14757 -rw-r--r--. 1 200000 root 0 Jul 21 06:00 cgroup.procs
14760 -rw-r--r--. 1 200000 root 0 Jul 21 06:00 cgroup.subtree_control
14758 -rw-r--r--. 1 200000 root 0 Jul 21 06:00 cgroup.threads
14806 drwxr-xr-x. 2 200000 200000 0 Jul 21 06:00 init.scope
14835 drwxr-xr-x. 11 200000 200000 0 Jul 21 06:15 system.slice
14922 drwxr-xr-x. 2 200000 200000 0 Jul 21 06:00 user.slice
Note the inode of the container cgroup directory: 14755
. We can query the
inode and ownership of /sys/fs/cgroup
within the pod:
% oc exec pod/nginx -- ls -ldi /sys/fs/cgroup
14755 drwxr-xr-x. 5 root nobody 0 Jul 21 06:00 /sys/fs/cgroup
The inode is the same; this is indeed the same cgroup. But within the
container’s user namespace, the owner appears as root
.
This concludes the verification steps. With my modified version of
runc
, systemd-based workloads are indeed working properly in user
namespaces.
Next steps §
I submitted a pull request with these changes. It remains to be seen if the general approach will be accepted, but initial feedback is positive. Some implementation changes are needed. I might have to hide the behaviour behind a feature gate (e.g. to be activated via an annotation). I also need to write tests and documentation.

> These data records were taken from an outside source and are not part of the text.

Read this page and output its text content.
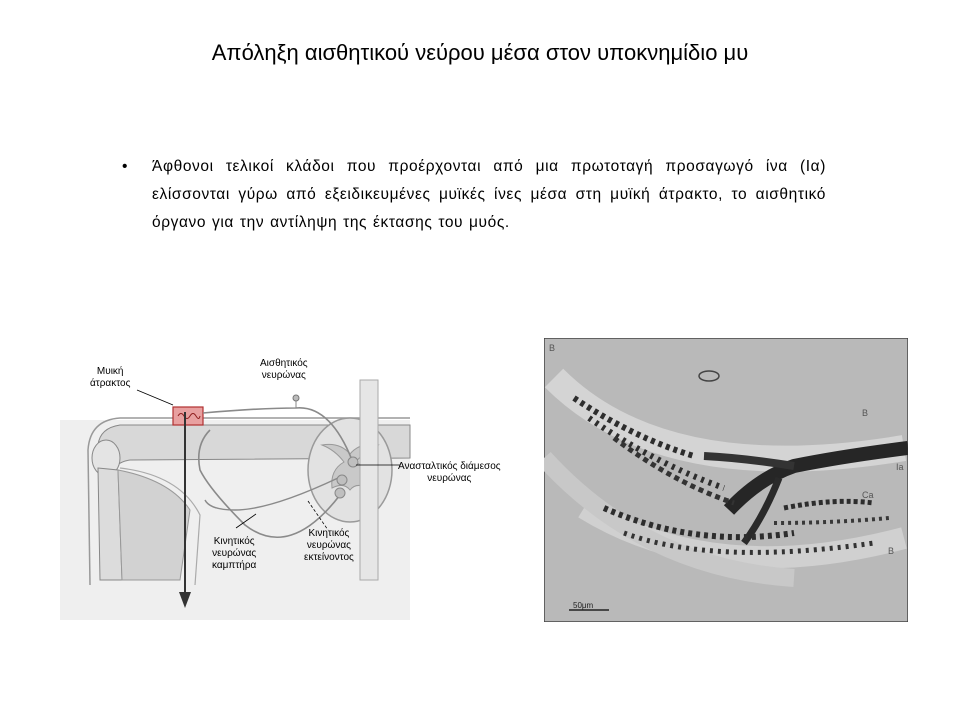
Απόληξη αισθητικού νεύρου μέσα στον υποκνημίδιο μυ
• Άφθονοι τελικοί κλάδοι που προέρχονται από μια πρωτοταγή προσαγωγό ίνα (Ια) ελίσσονται γύρω από εξειδικευμένες μυϊκές ίνες μέσα στη μυϊκή άτρακτο, το αισθητικό όργανο για την αντίληψη της έκτασης του μυός.
Μυική
άτρακτος
Αισθητικός
νευρώνας
Ανασταλτικός διάμεσος
νευρώνας
Κινητικός
νευρώνας
καμπτήρα
Κινητικός
νευρώνας
εκτείνοντος
B
B
Ia
Ca
B
50μm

I also need to raise a ticket for the SCC issue. The requirement
for RunAsAny
(which is granted by the anyuid
SCC) should be
relaxed when the sandbox has a user namespace. The SCC enforcement
machinery needs to be enhanced to understand user namespaces, so
that unprivileged OpenShift user accounts can run workloads in them.
It would be nice to find a way to avoid the sysctl override to allow
the container user to use ping
. This is a much lower priority.
Alongside these matters, I can begin testing the FreeIPA container in the test environment. Although systemd is now working, I need to see if the FreeIPA’s constituent services will run properly. I anticipate that I will need to tweak the Pod configuration somewhat. But are there more runtime capability gaps waiting to be discovered? I don’t have a particular suspicion about it, but I do need to know for certain, one way or the other. So expect another blog post soon!